Johne Murphy converts sporting passion from Thomond Park back to the track

Johne Murphy is best known on these shores as a Munster rugby player who also had a very successful stint with Leicester in England, having learned the game at Newbridge College, Naas, and Lansdowne.

Johne Murphy converts sporting passion from Thomond Park back to the track

Johne Murphy is best known on these shores as a Munster rugby player who also had a very successful stint with Leicester in England, having learned the game at Newbridge College, Naas, and Lansdowne.

He was a talented Gaelic footballer too, and played for Ellistown in a Kildare senior county semi-final before the opportunity to play professionally in England ended that career.

Even before he kicked a ball though, he was in thrall to racehorses thanks to his father, John’s ownership of some good ones.

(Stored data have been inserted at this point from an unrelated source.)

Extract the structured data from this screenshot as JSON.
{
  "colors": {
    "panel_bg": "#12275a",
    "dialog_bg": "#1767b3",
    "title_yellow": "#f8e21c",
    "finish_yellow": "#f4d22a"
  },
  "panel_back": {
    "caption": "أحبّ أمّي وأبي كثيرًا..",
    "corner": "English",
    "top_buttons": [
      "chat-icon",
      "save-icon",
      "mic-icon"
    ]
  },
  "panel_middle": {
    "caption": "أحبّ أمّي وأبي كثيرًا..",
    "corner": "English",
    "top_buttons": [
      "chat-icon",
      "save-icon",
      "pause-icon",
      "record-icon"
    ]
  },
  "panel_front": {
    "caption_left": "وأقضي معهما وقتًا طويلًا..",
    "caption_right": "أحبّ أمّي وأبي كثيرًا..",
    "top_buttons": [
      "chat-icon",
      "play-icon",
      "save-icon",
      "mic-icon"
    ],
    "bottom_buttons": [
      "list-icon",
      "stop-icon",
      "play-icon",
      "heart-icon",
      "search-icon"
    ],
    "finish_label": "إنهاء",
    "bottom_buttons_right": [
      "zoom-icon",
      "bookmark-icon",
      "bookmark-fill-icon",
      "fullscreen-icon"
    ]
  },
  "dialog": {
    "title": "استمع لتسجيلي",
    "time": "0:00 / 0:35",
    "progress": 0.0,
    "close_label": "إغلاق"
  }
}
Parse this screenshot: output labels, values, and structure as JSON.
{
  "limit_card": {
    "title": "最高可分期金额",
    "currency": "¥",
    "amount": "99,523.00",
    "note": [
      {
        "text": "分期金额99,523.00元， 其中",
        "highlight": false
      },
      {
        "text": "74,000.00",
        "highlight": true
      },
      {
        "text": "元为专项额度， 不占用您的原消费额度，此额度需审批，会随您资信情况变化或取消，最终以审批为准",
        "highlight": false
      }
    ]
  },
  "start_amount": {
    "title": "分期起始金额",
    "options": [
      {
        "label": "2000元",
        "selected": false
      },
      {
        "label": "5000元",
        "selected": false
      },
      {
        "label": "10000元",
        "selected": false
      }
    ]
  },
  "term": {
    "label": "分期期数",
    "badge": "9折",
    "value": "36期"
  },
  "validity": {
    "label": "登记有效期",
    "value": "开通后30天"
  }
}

So when he retired four years ago, he set about establishing a couple of syndicates. One, with former Munster teammates Conor Murray, Keith Earls, Andrew Conway, and Damien Varley is called the Wait For Us Syndicate. Another, the Rugby & Racing Syndicate includes the same quartet but has a much broader membership.

“I would have grown up going to the races with my dad,” recalls Murphy. “We lived in Rathangan so the Curragh was only a short hop away. Dad had horses from before I was born. He had a couple of good ones trained by Tom Treacy, Noel Meade, and Kevin Prendergast.

“Barton, not to be mistaken with the horse that was trained in England later on, won nine or 10 races if not more when trained by Tom Treacy. He fell at the second last fence in the Grand National one year. He was going very well and the story goes that he was going to win if he stayed up. That’s what they say anyway! He was just pipped in a Galway Plate as well but won at a lot of the festivals.

“Dad had a filly called Taking Steps who was third in the 1000 Guineas one year, and a very good filly that Kevin Prendergast trained called Sita, who was one of Kevin’s stable stars along with Rebelline before being sold after winning a few races.”

It was awe-inducing at times, being in the parade ring on the big days, but it was the behind-the-scenes action that really captivated Murphy.

“I remember going over to Kevin’s yard the day Dad bought Sita, and I used to love that part of it. Going into the yards, meeting the lads, seeing the horses and seeing what’s going on. And when I got back into it, we had a filly at Kevin’s and that was something the other lads enjoyed as well. It’s not just the race day, it’s the whole experience of it.

“It’s the reality of what goes on behind the scenes, how different yards work that’s the really big attraction. For the rugby players that are involved – those guys love going down the yards and asking questions about things they would have no clue about but also what they’d be interested in from a purely sports perspective: the routine of training, the pre-race routine, whether they’d eat a lot or little before a race – all those kind of things. There’s a crossover there.

“To get to a race day and have a good run is exciting enough but for me, it’s the experience of it and what goes into getting your horse to perform at its optimum at the racetrack is probably the most interesting side. And I really enjoy showcasing that to the people that are involved in the syndicates.

“Obviously then, when you get a winner, it was amazing for a 15-year-old to be in the parade ring and be in the pictures. It still is! When I was 18, I got to lead in a two-year-old called Zaby after he won in Sligo ‘cos Mum and Dad were on holidays. That was unbelievable.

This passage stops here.